Only tangentially related, but I solved a problem at my work this week with a couple of cleverly crafted MILP programs. Its really exciting in the nerdiest way possible and I need to share it with someone, anyone! I can't write a blog post about it because I don't have a personal website, plus it'd be a trade secret anyways. Most of my coworkers aren't technical so they're happy to get an answer to their problem, but they don't really care about the how part.
The coolest instance of MILP I have encountered "in the wild" at work was a disaggregation problem where we could only receive vendor reports that contained aggregated statistics, each report aggregating the original data along a different dimension (say one by customer zip code, another by age range, etc). By lining up these aggregated reports, you could turn that into an MILP system that could be solved to unwind all of the aggregation and get back to the original data. This gave us way more flexibility in deciding how to use the vendor data.
Yup, k-anonymity is hard. State of the art is rapidly evolving, requiring higher and higher k (i.e. more coarse/less useful reports). Most companies out there prefer to, um, not notice that.
Yes, and I mostly agree. Most companies just randomize an ID or do some group-bys and consider it "anonymized", which are susceptible to a variety of correlation techniques (such as setting up this MILP problem). And the more data sets you have with the same underlying masked primary key (e.g. person), the easier it can get. I have seen these weak attempts at hiding information in multiple industries. Just for the record, in my use case there was never an intent to map data to individuals, just to get the most granular information possible about key metrics.
Write it up. Even if you can’t publish it now, you may not recall later. It’s quite likely circumstances will change such that your current employer has no interest in blocking publication so if you already have a document you’ll be able to advance human knowledge.
Doesn't hurt to ask for written approval from your manager to write about it! I'd love to read it as well. Getting to use optimization algorithms at your job is super rare (unless you're in specific industries).
Solving for the funding plan of a bank to balance the balance sheets and meet all the regulatory constraints (it actually uses a linearisation of a piecewise linear convex problem that I had learned in college decades ago, but completely forgot about, I asked for guidance from one of my professors who asked for permission to use the case as an exercise for his students).
Assigning cash flows to changes in balances when the two feeds are inconsistent and the timing is off (you need to do some complex combinations to match them).
But same as OP, you get a sense of self-satisfaction but that won’t get you any credit internally.
Please do write it up! It's always interesting to read how others solve problems using similar tools. If you have a github account you can always gist it. If not, perhaps one of the prolific writers in HN would be willing to publish it for you?
I suppose so. A first pass on which resources to acquire with different costs and different (and diminishing) rates of return. Then a second pass to assign those resources to workers who have different capacities to do work, and also can't do every kind of work (so bin packing?).

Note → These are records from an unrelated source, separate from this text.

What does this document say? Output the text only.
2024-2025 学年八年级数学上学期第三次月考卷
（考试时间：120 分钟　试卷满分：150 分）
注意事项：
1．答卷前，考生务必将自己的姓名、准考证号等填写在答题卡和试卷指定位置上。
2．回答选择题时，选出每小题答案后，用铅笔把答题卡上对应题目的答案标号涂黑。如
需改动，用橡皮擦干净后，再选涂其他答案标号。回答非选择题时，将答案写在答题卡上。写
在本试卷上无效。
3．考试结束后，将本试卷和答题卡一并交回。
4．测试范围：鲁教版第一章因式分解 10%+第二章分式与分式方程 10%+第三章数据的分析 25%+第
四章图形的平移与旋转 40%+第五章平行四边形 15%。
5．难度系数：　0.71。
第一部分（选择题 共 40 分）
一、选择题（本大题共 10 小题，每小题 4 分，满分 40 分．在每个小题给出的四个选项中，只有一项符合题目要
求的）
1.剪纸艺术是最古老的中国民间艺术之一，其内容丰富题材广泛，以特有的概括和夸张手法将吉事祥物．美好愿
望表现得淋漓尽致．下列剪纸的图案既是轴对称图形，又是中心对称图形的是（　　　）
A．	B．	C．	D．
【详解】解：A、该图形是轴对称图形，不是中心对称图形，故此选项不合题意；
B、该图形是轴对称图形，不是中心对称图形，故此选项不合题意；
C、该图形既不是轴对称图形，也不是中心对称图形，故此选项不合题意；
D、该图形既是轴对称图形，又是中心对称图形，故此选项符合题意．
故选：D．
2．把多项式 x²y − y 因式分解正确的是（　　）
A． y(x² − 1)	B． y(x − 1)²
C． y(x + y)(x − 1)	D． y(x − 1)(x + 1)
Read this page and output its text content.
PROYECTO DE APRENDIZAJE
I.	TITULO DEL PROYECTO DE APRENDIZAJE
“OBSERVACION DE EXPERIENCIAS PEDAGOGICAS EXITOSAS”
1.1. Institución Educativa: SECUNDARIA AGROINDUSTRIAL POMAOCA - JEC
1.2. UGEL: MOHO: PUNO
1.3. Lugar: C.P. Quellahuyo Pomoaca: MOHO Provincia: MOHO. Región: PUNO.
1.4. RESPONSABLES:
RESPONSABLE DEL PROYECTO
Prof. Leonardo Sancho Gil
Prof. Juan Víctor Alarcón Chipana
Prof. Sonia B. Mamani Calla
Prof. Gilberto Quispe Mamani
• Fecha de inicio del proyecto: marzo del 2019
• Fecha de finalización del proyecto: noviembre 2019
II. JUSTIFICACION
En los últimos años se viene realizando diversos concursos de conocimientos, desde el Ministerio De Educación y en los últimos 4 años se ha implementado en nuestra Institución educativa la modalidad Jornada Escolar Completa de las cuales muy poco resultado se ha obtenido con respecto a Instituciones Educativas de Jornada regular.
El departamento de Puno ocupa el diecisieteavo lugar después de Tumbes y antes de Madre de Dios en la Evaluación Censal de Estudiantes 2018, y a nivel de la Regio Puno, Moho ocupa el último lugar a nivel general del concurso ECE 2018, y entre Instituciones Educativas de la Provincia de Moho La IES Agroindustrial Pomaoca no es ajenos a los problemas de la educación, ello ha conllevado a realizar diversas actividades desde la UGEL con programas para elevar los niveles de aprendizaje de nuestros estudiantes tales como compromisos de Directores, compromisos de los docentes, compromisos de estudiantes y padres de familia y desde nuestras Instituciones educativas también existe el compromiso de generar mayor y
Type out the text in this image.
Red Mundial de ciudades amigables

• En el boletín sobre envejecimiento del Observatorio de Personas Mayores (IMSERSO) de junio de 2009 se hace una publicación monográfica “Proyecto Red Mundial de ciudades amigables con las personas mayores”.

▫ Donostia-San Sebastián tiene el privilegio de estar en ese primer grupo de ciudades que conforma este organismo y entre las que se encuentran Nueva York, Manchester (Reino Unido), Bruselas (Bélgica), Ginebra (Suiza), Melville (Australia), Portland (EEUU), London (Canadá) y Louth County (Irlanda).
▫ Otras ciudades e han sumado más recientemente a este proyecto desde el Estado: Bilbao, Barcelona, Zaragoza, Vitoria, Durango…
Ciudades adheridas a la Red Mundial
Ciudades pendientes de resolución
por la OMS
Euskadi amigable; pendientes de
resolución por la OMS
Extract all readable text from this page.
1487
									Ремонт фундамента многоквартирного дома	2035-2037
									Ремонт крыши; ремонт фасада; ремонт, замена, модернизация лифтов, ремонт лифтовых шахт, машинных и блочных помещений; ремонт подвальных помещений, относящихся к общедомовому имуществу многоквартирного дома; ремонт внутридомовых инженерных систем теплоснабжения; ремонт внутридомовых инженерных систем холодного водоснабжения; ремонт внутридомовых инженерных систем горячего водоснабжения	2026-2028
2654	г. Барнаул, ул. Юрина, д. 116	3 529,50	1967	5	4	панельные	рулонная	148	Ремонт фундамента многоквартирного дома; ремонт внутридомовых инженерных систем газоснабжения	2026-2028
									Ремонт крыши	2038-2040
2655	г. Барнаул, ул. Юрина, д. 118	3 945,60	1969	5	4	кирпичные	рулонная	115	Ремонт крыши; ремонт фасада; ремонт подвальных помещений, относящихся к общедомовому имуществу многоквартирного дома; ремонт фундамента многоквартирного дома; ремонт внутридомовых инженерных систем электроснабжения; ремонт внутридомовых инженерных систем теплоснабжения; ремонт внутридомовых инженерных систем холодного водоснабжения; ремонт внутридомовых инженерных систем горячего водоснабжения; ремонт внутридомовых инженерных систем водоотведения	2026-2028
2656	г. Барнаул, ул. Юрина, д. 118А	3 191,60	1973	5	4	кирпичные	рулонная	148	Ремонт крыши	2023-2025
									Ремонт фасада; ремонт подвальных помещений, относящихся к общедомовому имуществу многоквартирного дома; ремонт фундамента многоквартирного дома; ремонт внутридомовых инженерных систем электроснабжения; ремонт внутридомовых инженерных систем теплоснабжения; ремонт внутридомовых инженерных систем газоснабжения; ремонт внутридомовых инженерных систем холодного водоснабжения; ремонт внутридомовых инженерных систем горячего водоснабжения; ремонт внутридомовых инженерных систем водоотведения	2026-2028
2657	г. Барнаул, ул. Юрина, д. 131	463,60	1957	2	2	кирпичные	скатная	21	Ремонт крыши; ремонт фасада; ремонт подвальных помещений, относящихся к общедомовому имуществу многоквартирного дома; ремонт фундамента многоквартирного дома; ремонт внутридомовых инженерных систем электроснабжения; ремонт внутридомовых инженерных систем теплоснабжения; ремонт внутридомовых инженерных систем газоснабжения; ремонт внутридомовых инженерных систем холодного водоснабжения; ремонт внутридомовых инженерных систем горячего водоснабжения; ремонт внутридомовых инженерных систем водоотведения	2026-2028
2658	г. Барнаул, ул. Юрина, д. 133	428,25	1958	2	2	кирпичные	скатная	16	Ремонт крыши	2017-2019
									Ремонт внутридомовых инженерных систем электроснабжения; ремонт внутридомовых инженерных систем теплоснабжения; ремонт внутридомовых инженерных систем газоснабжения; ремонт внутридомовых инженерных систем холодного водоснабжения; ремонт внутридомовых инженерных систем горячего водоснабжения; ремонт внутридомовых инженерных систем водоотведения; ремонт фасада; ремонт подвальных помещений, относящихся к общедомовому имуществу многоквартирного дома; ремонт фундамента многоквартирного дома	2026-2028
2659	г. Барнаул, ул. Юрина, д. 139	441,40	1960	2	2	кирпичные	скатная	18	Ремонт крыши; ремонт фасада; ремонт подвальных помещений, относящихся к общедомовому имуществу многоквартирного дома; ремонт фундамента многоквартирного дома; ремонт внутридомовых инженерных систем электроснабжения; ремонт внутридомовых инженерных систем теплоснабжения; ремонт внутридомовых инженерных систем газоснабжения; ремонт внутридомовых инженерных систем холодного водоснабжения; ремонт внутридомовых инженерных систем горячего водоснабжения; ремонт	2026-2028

Great to see OR highlighted here! Thank you for sharing.
The syntax demonstrated is very similar to the syntax of other libraries, including the python tools provided by Gurobi [1].
For experimentation and rapid prototyping LP, QP, MIP and geometric programming problems, I highly recommend CVXPY [2]. CVXPY allows the user to select a solver. Among the solvers is GLOP [3].
For modelling libraries in general-purpose languages, Gurobi's python bindings have the best reputation. But of course Gurobi is very expensive (I have heard about $50k for a fully unrestricted license, plus $10k yearly for support). On the open-source side, besides Google's OR-Tools, there is Pyomo [1] and PuLP [2] in Python (as the article mentions). In Julia, there is JuMP [3], whose development community is extremely enthusiastic.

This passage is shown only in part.